JASRACによる放送局向けの包括許諾契約に独禁法違反、との判断が下ったのは今年の4月のこと。
今年の秋には、JASRACの独占に風穴を開けるべくエイベックスが動き出した、というニュースも報じられていた*1。
そして、その続報ともいうべき記事が、この年末に再び登場した。
「エイベックス・グループ・ホールディングスが音楽業界に変革を仕掛ける。17日、系列著作権管理会社2社を2016年2月に統合すると発表した。」(日本経済新聞2015年12月18日付朝刊・第15面)
新たに登場する新会社の名前は「NexTone(ネクストーン)」。
記事の中で紹介されている、
「公平で透明で柔軟な著作権管理」
という新会社の理想はまさに“JASRACに対するアンチテーゼ”であり、音楽業界のみならず、著作権にかかわる全ての人々にとって、この会社が打ち出す「著作権管理」の形が、この先の注目の的になることだろう。
とはいえ、JASRACの管理楽曲数300万曲超に対し、新会社の管理楽曲数は約9万曲。
使用料徴収額も、JASRACの約1100億円に対して、新会社は約20億円、と、圧倒的な差を付けられた状態での船出となる。
記事の中でも、エイベックスがリリースしている楽曲ですら、作詞家、作曲家の合意を取り付ける手続に時間を要しており、スムーズにJASRACから新会社への移行を進められない、という状況がある上に、演奏権絡みのエンフォースメントについては、当面自力ではできない、といったことが書かれており、「風穴」を開けるのは容易ではない、ということが伝わってくる。
これまで、このブログで何度も書かせていただいた通り、ユーザーにしてみれば、許諾窓口が複数になる、というのはあまり歓迎すべき話ではない。

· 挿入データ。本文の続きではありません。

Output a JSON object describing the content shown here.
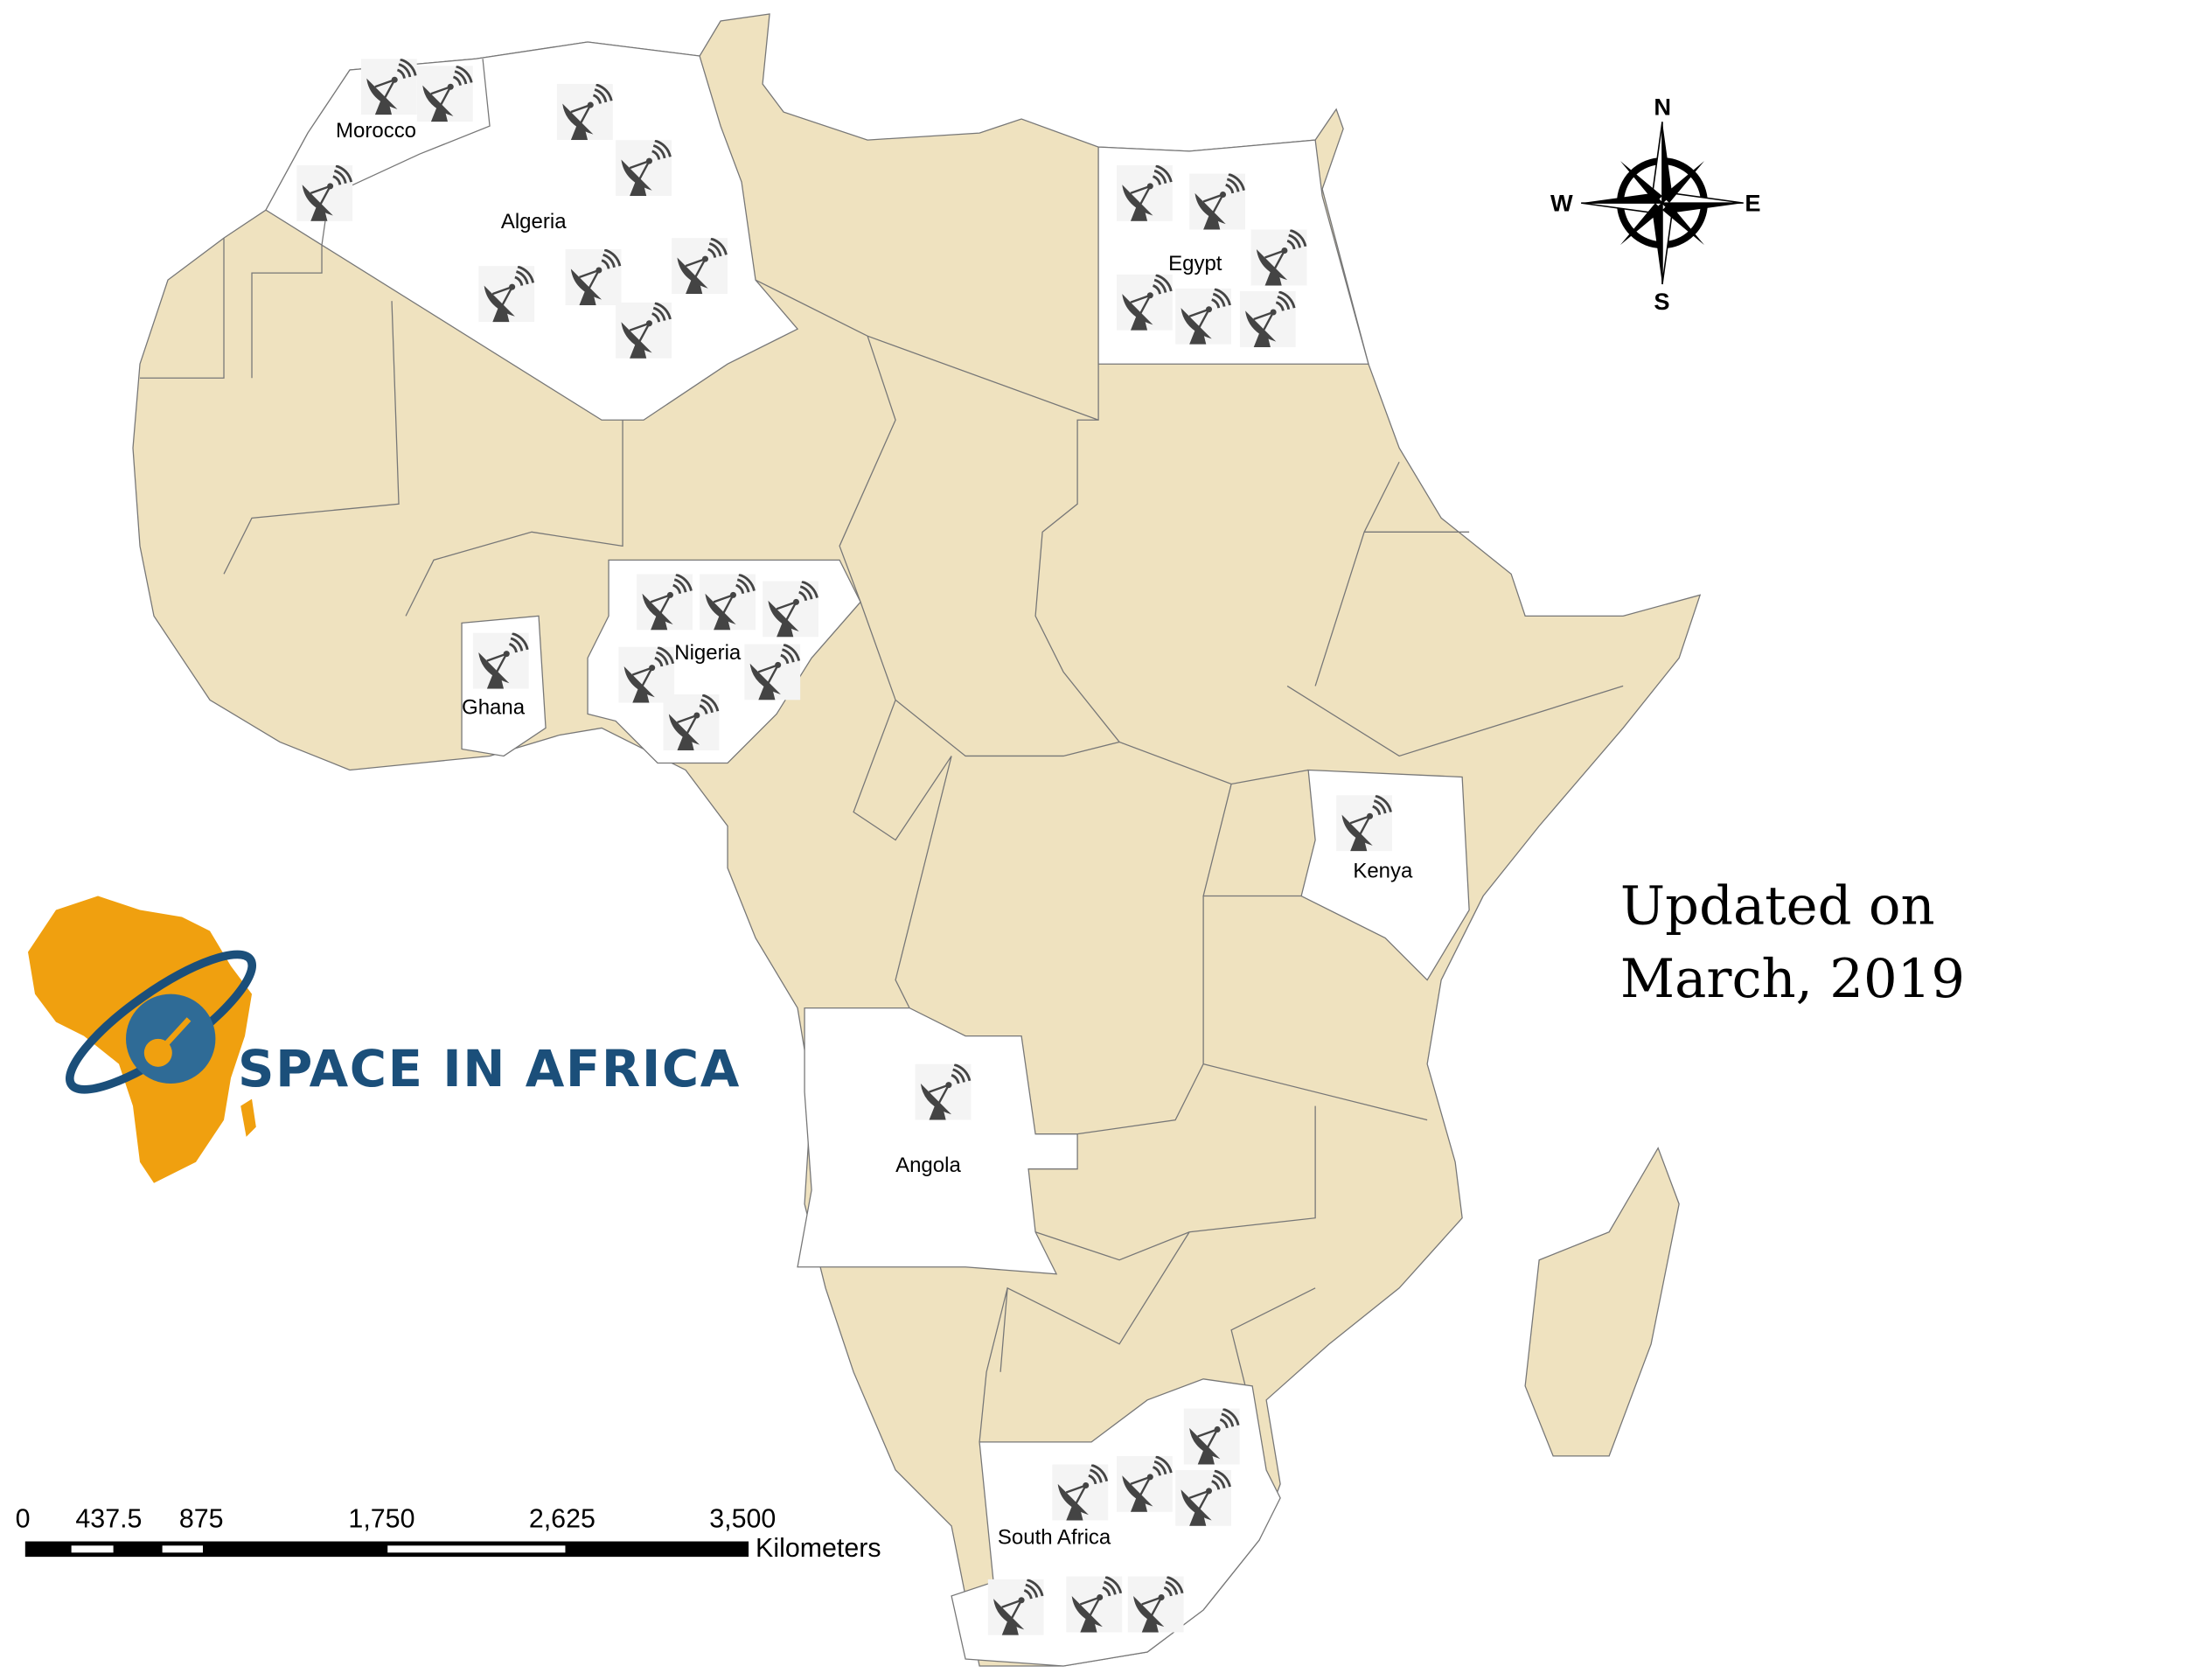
{
  "map": {
    "land_color": "#efe2bf",
    "highlight_color": "#ffffff",
    "icon": "satellite-dish-icon",
    "countries": [
      {
        "name": "Morocco",
        "dishes": 3
      },
      {
        "name": "Algeria",
        "dishes": 6
      },
      {
        "name": "Egypt",
        "dishes": 6
      },
      {
        "name": "Nigeria",
        "dishes": 6
      },
      {
        "name": "Ghana",
        "dishes": 1
      },
      {
        "name": "Kenya",
        "dishes": 1
      },
      {
        "name": "Angola",
        "dishes": 1
      },
      {
        "name": "South Africa",
        "dishes": 7
      }
    ]
  },
  "compass": {
    "n": "N",
    "s": "S",
    "e": "E",
    "w": "W"
  },
  "updated": {
    "line1": "Updated on",
    "line2": "March, 2019"
  },
  "scale_bar": {
    "labels": [
      "0",
      "437.5",
      "875",
      "1,750",
      "2,625",
      "3,500"
    ],
    "unit": "Kilometers"
  },
  "logo": {
    "text": "SPACE IN AFRICA",
    "orange": "#f0a00f",
    "blue": "#1b4f7a"
  }
}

もちろん、「著作権管理」という業務の性質上、使いたい楽曲を新会社が管理しているのであれば、そちらの方に許諾の申請をせざるを得ないのだが、その際の条件がJASRACと大差なく、手間だけ余分にかかる、ということになると、ユーザー側に“新会社管理楽曲忌避”という現象が起きても不思議ではない、ということになる*2。
また、楽曲を信託する側にとっても、“適正な徴収&配分”がなされるかどうか、という点は重大な関心事になるはずで、新会社に楽曲を移し替えたが、思うように利用料が分配されてこない、ということになれば、力のある作詞家、作曲家ほど、新会社への信託を躊躇するようになってしまうだろう*3。
いずれも、最終的にはエイベックスそのものの命運にかかわってくる話だけに、この話題に触れるたび、「思い切ったことをするものだなぁ」と自分は感心してしまうのであるが、最初の思いきりの良さ、だけが評価されて終わってしまう試みは世の中にいくらでもある。
何年か経った後に、「やっぱりJASRACは偉大だった」という結論しか残らないのか、それとも、新会社が新たな音楽の柔軟な利用スキーム構築に寄与し、著作権管理の歴史を変えるのか。
できることなら、エイベックスの思い切った英断が裏目に出ることなく、後者の展開になってくれることを期待して、もうしばらく見守っていくことにしたい。